I do think there will be a real desire, from national agencies, for Bauer to perform some radical surgery on their portfolio of brand offerings if they are going to be able to persuade advertisers to switch revenues. The real opportunity is to grow the radio cake overall by having two equally matched groups offering rival, attractive, national brands to advertisers. At the moment Bauer are (despite their protestations about the size of their Hits network) some way behind in this offering, and as long as Global have the biggest national brands all to themselves I can't see this changing the dynamic.

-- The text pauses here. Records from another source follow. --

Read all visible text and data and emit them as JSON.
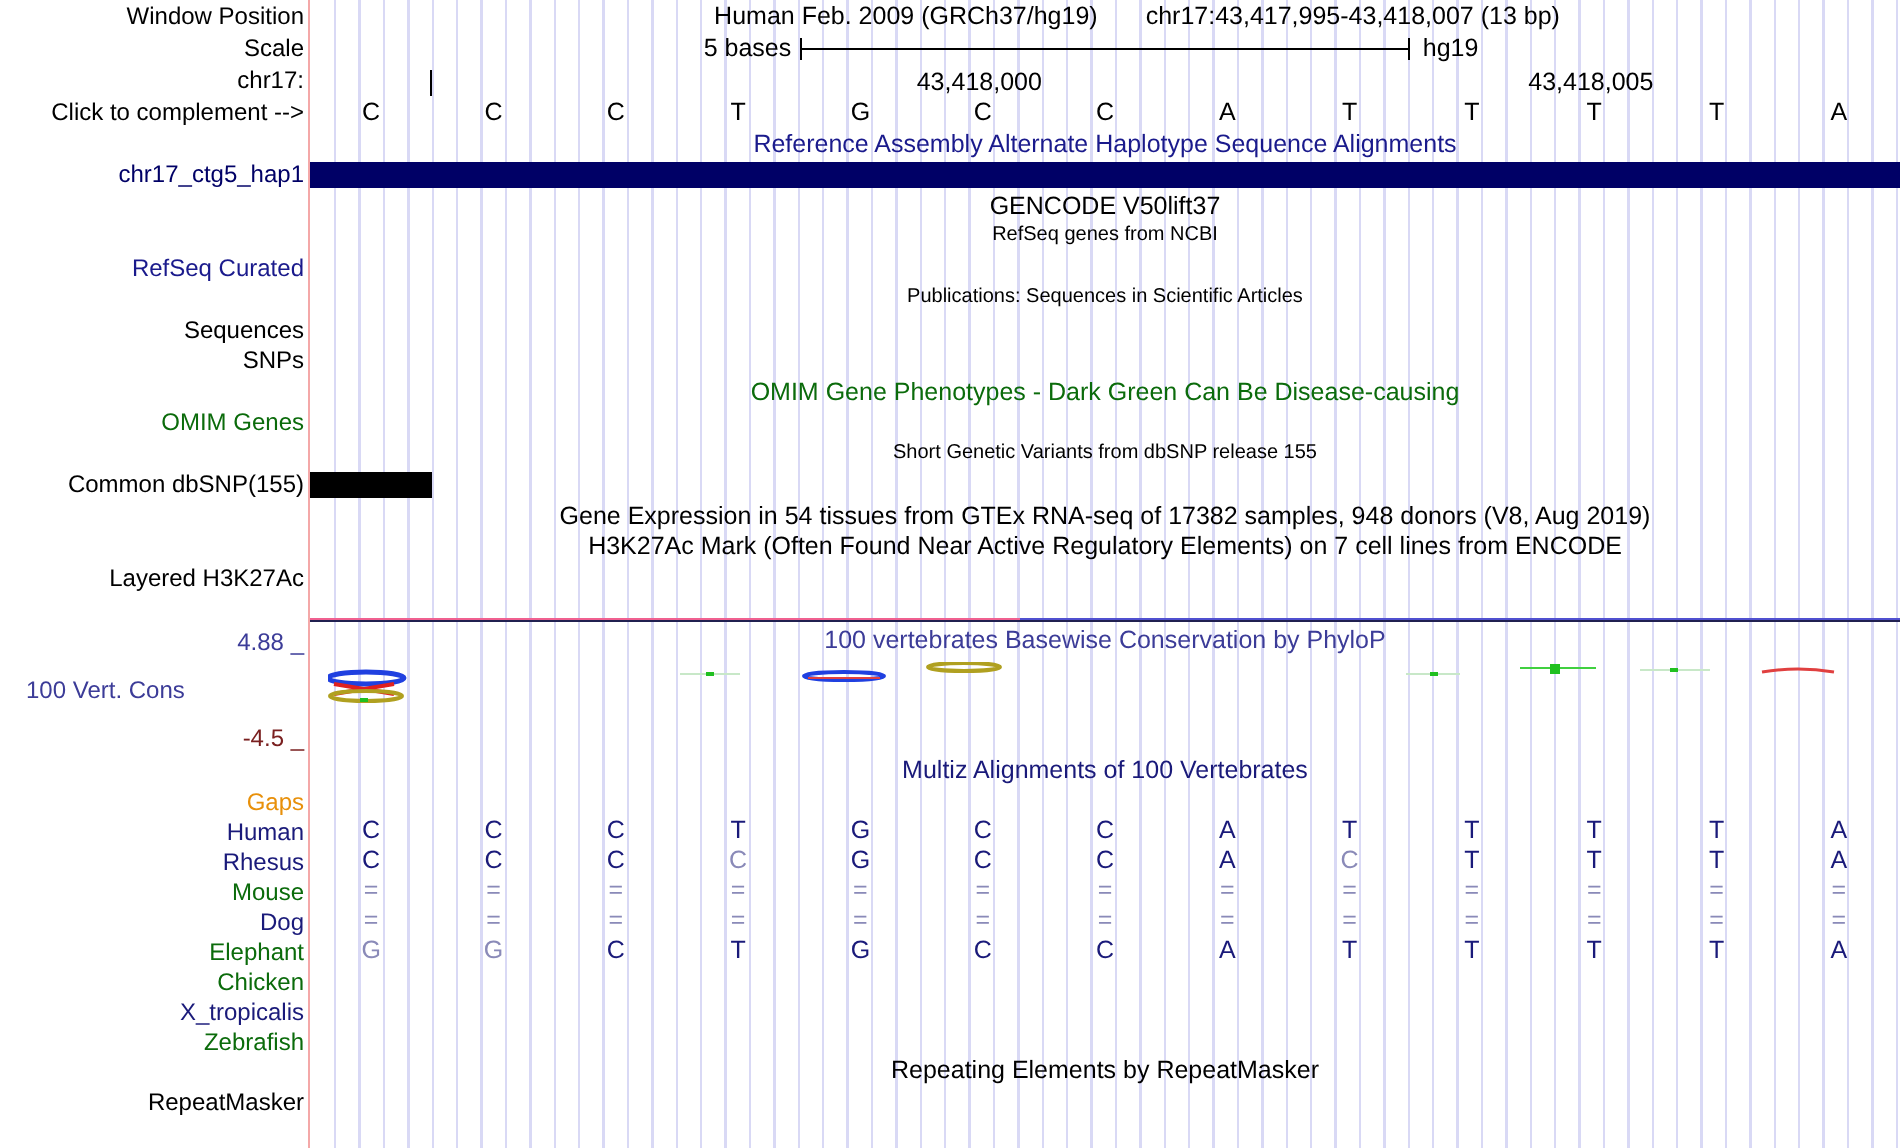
{
  "header": {
    "window_position_label": "Window Position",
    "assembly": "Human Feb. 2009 (GRCh37/hg19)",
    "position": "chr17:43,417,995-43,418,007 (13 bp)",
    "scale_label": "Scale",
    "scale_text": "5 bases",
    "scale_db": "hg19",
    "chrom_label": "chr17:",
    "complement_label": "Click to complement -->",
    "bases": [
      {
        "base": "C"
      },
      {
        "base": "C"
      },
      {
        "base": "C"
      },
      {
        "base": "T"
      },
      {
        "base": "G"
      },
      {
        "base": "C",
        "tick_label": "43,418,000"
      },
      {
        "base": "C"
      },
      {
        "base": "A"
      },
      {
        "base": "T"
      },
      {
        "base": "T"
      },
      {
        "base": "T",
        "tick_label": "43,418,005"
      },
      {
        "base": "T"
      },
      {
        "base": "A"
      }
    ]
  },
  "tracks": [
    {
      "kind": "title",
      "text": "Reference Assembly Alternate Haplotype Sequence Alignments",
      "color": "#1a1a8c"
    },
    {
      "kind": "full_bar",
      "label": "chr17_ctg5_hap1",
      "color": "#000066"
    },
    {
      "kind": "title",
      "text": "GENCODE V50lift37",
      "color": "#000000"
    },
    {
      "kind": "note",
      "text": "RefSeq genes from NCBI",
      "color": "#000000"
    },
    {
      "kind": "label",
      "label": "RefSeq Curated",
      "color": "#1a1a8c"
    },
    {
      "kind": "note",
      "text": "Publications: Sequences in Scientific Articles",
      "color": "#000000"
    },
    {
      "kind": "label",
      "label": "Sequences",
      "color": "#000000"
    },
    {
      "kind": "label",
      "label": "SNPs",
      "color": "#000000"
    },
    {
      "kind": "title",
      "text": "OMIM Gene Phenotypes - Dark Green Can Be Disease-causing",
      "color": "#0b6b0b"
    },
    {
      "kind": "label",
      "label": "OMIM Genes",
      "color": "#0b6b0b"
    },
    {
      "kind": "note",
      "text": "Short Genetic Variants from dbSNP release 155",
      "color": "#000000"
    },
    {
      "kind": "base_bar",
      "label": "Common dbSNP(155)",
      "color": "#000000"
    },
    {
      "kind": "title",
      "text": "Gene Expression in 54 tissues from GTEx RNA-seq of 17382 samples, 948 donors (V8, Aug 2019)",
      "color": "#000000"
    },
    {
      "kind": "title",
      "text": "H3K27Ac Mark (Often Found Near Active Regulatory Elements) on 7 cell lines from ENCODE",
      "color": "#000000"
    },
    {
      "kind": "label",
      "label": "Layered H3K27Ac",
      "color": "#000000"
    }
  ],
  "conservation": {
    "title": "100 vertebrates Basewise Conservation by PhyloP",
    "max_label": "4.88 _",
    "label": "100 Vert. Cons",
    "min_label": "-4.5 _"
  },
  "multiz": {
    "title": "Multiz Alignments of 100 Vertebrates",
    "species": [
      {
        "name": "Gaps",
        "color": "#e8900a"
      },
      {
        "name": "Human",
        "color": "#1a1a7a",
        "bases": [
          {
            "b": "C",
            "faded": false
          },
          {
            "b": "C",
            "faded": false
          },
          {
            "b": "C",
            "faded": false
          },
          {
            "b": "T",
            "faded": false
          },
          {
            "b": "G",
            "faded": false
          },
          {
            "b": "C",
            "faded": false
          },
          {
            "b": "C",
            "faded": false
          },
          {
            "b": "A",
            "faded": false
          },
          {
            "b": "T",
            "faded": false
          },
          {
            "b": "T",
            "faded": false
          },
          {
            "b": "T",
            "faded": false
          },
          {
            "b": "T",
            "faded": false
          },
          {
            "b": "A",
            "faded": false
          }
        ]
      },
      {
        "name": "Rhesus",
        "color": "#1a1a7a",
        "bases": [
          {
            "b": "C",
            "faded": false
          },
          {
            "b": "C",
            "faded": false
          },
          {
            "b": "C",
            "faded": false
          },
          {
            "b": "C",
            "faded": true
          },
          {
            "b": "G",
            "faded": false
          },
          {
            "b": "C",
            "faded": false
          },
          {
            "b": "C",
            "faded": false
          },
          {
            "b": "A",
            "faded": false
          },
          {
            "b": "C",
            "faded": true
          },
          {
            "b": "T",
            "faded": false
          },
          {
            "b": "T",
            "faded": false
          },
          {
            "b": "T",
            "faded": false
          },
          {
            "b": "A",
            "faded": false
          }
        ]
      },
      {
        "name": "Mouse",
        "color": "#0b6b0b",
        "bases": [
          {
            "b": "=",
            "faded": true
          },
          {
            "b": "=",
            "faded": true
          },
          {
            "b": "=",
            "faded": true
          },
          {
            "b": "=",
            "faded": true
          },
          {
            "b": "=",
            "faded": true
          },
          {
            "b": "=",
            "faded": true
          },
          {
            "b": "=",
            "faded": true
          },
          {
            "b": "=",
            "faded": true
          },
          {
            "b": "=",
            "faded": true
          },
          {
            "b": "=",
            "faded": true
          },
          {
            "b": "=",
            "faded": true
          },
          {
            "b": "=",
            "faded": true
          },
          {
            "b": "=",
            "faded": true
          }
        ]
      },
      {
        "name": "Dog",
        "color": "#1a1a7a",
        "bases": [
          {
            "b": "=",
            "faded": true
          },
          {
            "b": "=",
            "faded": true
          },
          {
            "b": "=",
            "faded": true
          },
          {
            "b": "=",
            "faded": true
          },
          {
            "b": "=",
            "faded": true
          },
          {
            "b": "=",
            "faded": true
          },
          {
            "b": "=",
            "faded": true
          },
          {
            "b": "=",
            "faded": true
          },
          {
            "b": "=",
            "faded": true
          },
          {
            "b": "=",
            "faded": true
          },
          {
            "b": "=",
            "faded": true
          },
          {
            "b": "=",
            "faded": true
          },
          {
            "b": "=",
            "faded": true
          }
        ]
      },
      {
        "name": "Elephant",
        "color": "#0b6b0b",
        "bases": [
          {
            "b": "G",
            "faded": true
          },
          {
            "b": "G",
            "faded": true
          },
          {
            "b": "C",
            "faded": false
          },
          {
            "b": "T",
            "faded": false
          },
          {
            "b": "G",
            "faded": false
          },
          {
            "b": "C",
            "faded": false
          },
          {
            "b": "C",
            "faded": false
          },
          {
            "b": "A",
            "faded": false
          },
          {
            "b": "T",
            "faded": false
          },
          {
            "b": "T",
            "faded": false
          },
          {
            "b": "T",
            "faded": false
          },
          {
            "b": "T",
            "faded": false
          },
          {
            "b": "A",
            "faded": false
          }
        ]
      },
      {
        "name": "Chicken",
        "color": "#0b6b0b"
      },
      {
        "name": "X_tropicalis",
        "color": "#1a1a7a"
      },
      {
        "name": "Zebrafish",
        "color": "#0b6b0b"
      }
    ]
  },
  "repeats": {
    "title": "Repeating Elements by RepeatMasker",
    "label": "RepeatMasker"
  }
}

Classic, Heart, Smooth and Capital are all bigger than Kiss, Magic and Absolute at a national level. If that could be reversed, with Bauer's brands coming out on top (or even in the mix) the resulting rivalry to pitch to national clients for big ad spend budgets and sponsorships could genuinely persuade advertisers to move money out of other media and into radio - and particularly into Bauer's coffers. Although they probably wouldn't agree, I'd suspect Global too would benefit from an increased level of inter-brand rivalry being played out in the dealing rooms of the top London media agencies.

The other big question is where does Wireless Group/NewsUK sit in all this. At just 25m hours they are only 10% of the size of Global, and 15% the size of Bauer. This means that despite TalkSport having a very attractive audience demographic, TalkRadio starting to gain some traction, and Virgin obviously about to benefit significantly from the arrival of Chris Evans, they are arguably too small to really punch their weight on media agency radio schedules.

Bauer aren't sellers, so unless NewsUK want to offer an incredible price I can't see the Bauer assets changing hands. NewsUK aren't sellers either to my knowledge, and if they were you'd have thought Bauer would have bought those assets in this latest set of transactions - which they didn't.

So the only thing left is some form of merger. Probably not of assets - both parties will surely want to retain control of what they own. But national sales? NewsUK wouldn't want to be just "repped" by Bauer, and lose control over their only income stream, but a joint venture, where both parties are protected and jointly share control? Surely there is a deal to be done here to sell all of Bauer and NewsUKs portfolios together in a single company as a counterweight to Global? Then we really would have, in the national sales marketplace, two equally matched groups, both with an attractive bouquet of high profile brands and talent.

That really would be quite exciting for radio, if it comes off.